David McCullough, Arthur R. Railton and Tobias Jonathan Vanderhoop will be awarded the Martha’s Vineyard Medal in a ceremony at the annual meeting of the Martha’s Vineyard Museum on Monday, August 9, at 5 p.m. at the Federated Church on South Summer street in Edgartown.

The medal is awarded annually to leaders in the community in recognition of their outstanding commitment to preserving the history, arts and culture of Martha’s Vineyard.

Author David McCullough is a resident of West Tisbury. He has twice received the Pulitzer Prize, for Truman and John Adams, as well as the National Book Award, for The Path between the Seas and Mornings on Horseback. He has also been honored with the National Book Foundation Distinguished Contribution to American Letters Award, the National Humanities Medal, and the Presidential Medal of Freedom. His other widely praised books are 1776, Brave Companions, The Great Bridge, and The Johnstown Flood.

Arthur R. Railton spent his first summer on Martha’s Vineyard as a young boy in 1923 and returned many summers after that. He studied journalism at Boston University and the University of Iowa before serving five years in the Army during World War II. After retiring to the Island in 1977, he became the editor of the Dukes County Intelligencer, the quarterly journal of the Martha’s Vineyard Museum. He held this position from 1978-2006, editing and writing more than 5,000 pages of Vineyard history. He is well known for being the author of The History of Martha’s Vineyard.

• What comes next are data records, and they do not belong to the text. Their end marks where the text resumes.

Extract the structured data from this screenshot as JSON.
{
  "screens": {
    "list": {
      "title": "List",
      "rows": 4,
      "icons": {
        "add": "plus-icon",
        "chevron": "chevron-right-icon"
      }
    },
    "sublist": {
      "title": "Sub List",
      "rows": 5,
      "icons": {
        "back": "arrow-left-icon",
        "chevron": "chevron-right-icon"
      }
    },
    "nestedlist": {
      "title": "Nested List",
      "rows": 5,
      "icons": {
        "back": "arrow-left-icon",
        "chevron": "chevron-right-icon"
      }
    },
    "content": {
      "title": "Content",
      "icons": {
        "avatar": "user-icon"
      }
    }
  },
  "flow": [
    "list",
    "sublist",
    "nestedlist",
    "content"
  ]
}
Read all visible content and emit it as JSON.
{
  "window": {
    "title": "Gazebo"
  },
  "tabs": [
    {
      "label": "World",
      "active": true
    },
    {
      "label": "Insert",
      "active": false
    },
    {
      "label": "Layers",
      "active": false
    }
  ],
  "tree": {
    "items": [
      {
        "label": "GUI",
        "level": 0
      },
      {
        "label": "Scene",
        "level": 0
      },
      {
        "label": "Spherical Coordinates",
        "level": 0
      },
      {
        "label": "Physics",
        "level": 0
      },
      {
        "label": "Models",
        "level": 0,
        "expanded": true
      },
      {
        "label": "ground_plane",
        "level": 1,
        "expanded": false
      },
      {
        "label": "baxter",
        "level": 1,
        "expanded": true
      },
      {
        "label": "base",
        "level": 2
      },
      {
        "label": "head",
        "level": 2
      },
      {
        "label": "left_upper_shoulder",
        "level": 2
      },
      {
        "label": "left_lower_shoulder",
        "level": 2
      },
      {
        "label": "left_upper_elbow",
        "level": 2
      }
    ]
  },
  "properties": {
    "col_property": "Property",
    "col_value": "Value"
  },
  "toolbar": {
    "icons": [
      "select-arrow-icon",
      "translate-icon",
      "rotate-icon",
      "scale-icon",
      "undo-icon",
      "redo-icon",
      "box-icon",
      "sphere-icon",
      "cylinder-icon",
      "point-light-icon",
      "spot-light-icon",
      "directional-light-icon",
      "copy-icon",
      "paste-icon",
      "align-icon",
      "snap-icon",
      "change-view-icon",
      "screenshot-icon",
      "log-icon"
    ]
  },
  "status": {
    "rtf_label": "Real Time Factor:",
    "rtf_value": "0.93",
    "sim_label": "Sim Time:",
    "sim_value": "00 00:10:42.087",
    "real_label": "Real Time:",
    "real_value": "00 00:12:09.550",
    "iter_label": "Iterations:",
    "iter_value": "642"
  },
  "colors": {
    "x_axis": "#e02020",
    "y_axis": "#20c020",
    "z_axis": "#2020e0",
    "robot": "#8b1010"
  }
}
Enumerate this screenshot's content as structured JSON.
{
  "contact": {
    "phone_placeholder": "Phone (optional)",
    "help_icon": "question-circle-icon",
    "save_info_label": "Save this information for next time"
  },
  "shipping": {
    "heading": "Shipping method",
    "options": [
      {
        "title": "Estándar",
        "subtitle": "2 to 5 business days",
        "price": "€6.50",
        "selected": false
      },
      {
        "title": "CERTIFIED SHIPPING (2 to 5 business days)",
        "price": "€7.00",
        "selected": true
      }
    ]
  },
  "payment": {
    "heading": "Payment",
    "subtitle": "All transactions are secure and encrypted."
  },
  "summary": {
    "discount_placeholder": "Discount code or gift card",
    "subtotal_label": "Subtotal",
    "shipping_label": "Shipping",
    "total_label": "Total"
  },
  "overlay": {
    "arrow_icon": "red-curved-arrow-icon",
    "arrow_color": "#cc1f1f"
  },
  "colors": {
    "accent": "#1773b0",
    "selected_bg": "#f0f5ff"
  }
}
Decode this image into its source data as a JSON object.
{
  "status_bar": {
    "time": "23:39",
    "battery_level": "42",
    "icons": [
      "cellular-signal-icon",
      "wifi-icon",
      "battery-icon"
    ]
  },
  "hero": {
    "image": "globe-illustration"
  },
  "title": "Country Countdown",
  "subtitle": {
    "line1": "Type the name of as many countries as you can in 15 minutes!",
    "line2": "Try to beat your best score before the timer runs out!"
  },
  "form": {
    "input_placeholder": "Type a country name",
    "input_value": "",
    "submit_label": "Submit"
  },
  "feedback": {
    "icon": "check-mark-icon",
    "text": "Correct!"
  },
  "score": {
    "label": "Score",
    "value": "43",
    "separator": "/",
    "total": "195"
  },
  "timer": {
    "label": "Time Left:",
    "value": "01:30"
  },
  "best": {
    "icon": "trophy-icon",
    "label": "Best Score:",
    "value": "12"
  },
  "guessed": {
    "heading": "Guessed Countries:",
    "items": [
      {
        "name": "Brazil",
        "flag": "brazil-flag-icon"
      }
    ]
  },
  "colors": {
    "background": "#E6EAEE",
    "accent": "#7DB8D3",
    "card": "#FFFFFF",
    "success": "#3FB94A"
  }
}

Tobias Jonathan Vanderhoop is the tribal administrator of the Wampanoag Tribe of Gay Head (Aquinnah). Born in Boston on July 15, 1974, Mr. Vanderhoop came to the Island Noepe, the Vineyard’s Native American name, every summer, absorbing his community’s culture, its history and its passions. This past June, he graduated from Harvard’s Kennedy School of Government with a master’s degree in public administration — the first Aquinnah Wampanoag to earn a degree from Harvard since Caleb Cheeshahteaumuck in 1665. Mr. Vanderhoop also serves as the vice president of the Aquinnah Cultural Council, where he has been instrumental in the revitalization of the Edwin Devries Vanderhoop Homestead.

Following the annual meeting and medal ceremony there will be a reception in the museum, just around the corner from the church. The events are open to all museum members and the general public.